The main criticism of phased systems is the limitations imposed during the first phase. You often want to be able to compute (as opposed to just list) the early-phase information such as types and dependencies, create abstractions for use in writing the early phase information, and so on, and the conventional Modula-like approach won’t support this because the first-phase language is extremely limited. But you don’t have to go to an unphased design with no separation between early- and late-phase code in order to get a rich early-phase language. You can say that there are two programs, one that gets run early to provide the kind of information that early phases like to see (such as dependencies), and another that happens at whatever you consider to be ‘run time.’ Object-capability languages like E and Caja make articulating the abilities and limits of early-phase processing especially easy, of course; the language, API, or program designer gets to articulate exactly what the capabilities of the phase-I language are supposed to be (so to speak).
There are many ways to decide what stuff belongs to which phase. In Scheme48 we experimented with the idea that module metadata, especially dependencies, should be separated from the text of the module code. Many languages (Modula-II and many others, such as R6RS) make this separation through the syntax of file contents, with some special file-level-only syntactic constructs meant for module processing (you can’t be ‘implementation module …’ or ‘from x import y’ as one branch of an IF). Scheme48 went to the extreme of implementing the data/metadata separation as a file boundary. Common
Lisp does it both ways, with both a minimal in-file ‘provide/require’ and a full-featured meta-file ‘defsystem’. Yet another way is to allow early-phase information go anywhere but to distinguish it syntactically (I don’t have a good example, #include in C is not quite the right idea) so that it can be identified by a prepass. Sometimes one way is better, sometimes another is. In any case, how the distinction is made syntactically is much less important than that it be made somehow, without heuristics, so that phased processing is possible and reliable.
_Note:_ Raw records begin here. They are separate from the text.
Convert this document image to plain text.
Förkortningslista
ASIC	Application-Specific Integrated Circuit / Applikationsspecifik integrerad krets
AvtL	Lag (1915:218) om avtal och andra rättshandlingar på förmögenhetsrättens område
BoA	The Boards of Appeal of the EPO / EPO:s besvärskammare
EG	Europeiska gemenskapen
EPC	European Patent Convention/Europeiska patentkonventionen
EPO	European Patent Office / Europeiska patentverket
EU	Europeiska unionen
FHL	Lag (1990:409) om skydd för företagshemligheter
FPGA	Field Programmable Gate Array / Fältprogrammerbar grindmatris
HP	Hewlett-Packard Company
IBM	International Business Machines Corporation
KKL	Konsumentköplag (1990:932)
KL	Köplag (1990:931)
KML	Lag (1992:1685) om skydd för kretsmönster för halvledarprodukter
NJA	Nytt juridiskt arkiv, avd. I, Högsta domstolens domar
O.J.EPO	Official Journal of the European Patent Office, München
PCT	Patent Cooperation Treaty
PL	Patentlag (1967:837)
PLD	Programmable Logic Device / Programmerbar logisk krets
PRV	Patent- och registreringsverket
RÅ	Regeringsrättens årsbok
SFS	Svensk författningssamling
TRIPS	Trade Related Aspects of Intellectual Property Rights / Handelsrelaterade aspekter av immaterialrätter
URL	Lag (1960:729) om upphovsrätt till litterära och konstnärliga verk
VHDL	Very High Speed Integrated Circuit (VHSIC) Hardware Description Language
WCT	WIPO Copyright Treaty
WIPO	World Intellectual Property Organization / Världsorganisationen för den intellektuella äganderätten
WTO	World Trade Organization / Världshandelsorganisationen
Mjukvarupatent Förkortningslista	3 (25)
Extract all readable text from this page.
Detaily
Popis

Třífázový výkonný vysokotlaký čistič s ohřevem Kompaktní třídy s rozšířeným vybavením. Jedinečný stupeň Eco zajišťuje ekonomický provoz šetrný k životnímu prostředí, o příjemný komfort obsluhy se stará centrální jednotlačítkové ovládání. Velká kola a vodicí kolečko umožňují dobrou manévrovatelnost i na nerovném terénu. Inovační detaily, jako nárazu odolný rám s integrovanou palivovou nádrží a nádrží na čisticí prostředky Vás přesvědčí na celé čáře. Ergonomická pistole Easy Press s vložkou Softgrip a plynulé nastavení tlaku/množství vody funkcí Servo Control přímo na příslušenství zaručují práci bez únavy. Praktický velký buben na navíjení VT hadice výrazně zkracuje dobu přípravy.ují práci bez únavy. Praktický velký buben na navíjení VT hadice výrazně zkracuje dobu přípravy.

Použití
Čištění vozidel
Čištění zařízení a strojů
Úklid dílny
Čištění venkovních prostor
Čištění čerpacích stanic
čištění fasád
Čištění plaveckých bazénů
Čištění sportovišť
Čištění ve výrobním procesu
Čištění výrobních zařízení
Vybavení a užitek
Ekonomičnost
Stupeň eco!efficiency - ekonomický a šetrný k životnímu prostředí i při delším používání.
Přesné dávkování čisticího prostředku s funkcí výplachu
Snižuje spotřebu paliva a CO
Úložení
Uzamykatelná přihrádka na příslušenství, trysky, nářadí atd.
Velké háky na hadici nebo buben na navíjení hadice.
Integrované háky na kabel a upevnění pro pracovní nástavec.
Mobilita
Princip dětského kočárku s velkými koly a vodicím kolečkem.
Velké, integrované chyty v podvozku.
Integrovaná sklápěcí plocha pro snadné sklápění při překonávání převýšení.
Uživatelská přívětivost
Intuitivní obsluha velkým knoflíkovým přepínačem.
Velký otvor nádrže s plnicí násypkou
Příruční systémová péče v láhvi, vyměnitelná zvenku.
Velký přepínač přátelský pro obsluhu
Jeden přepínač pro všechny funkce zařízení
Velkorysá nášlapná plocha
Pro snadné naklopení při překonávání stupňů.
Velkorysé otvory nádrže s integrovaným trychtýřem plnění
Late-phase loads will always be needed, and I’m not arguing that they should be forbidden (as if that were possible), but if you don’t provide notational encouragement for phase splitting, you are likely to frustrate the efforts of those who later on want to create tools for building and analyzing systems. There is a lot of experience behind us on how phasing can be exploited, so doing some design now is not a total shot in the dark. You could wait to do a phased design until the need is felt, but that will lead to the creation of an unphasable code base, and the price of splitting program text into data and metadata when the time comes that you need that distinction will be very high.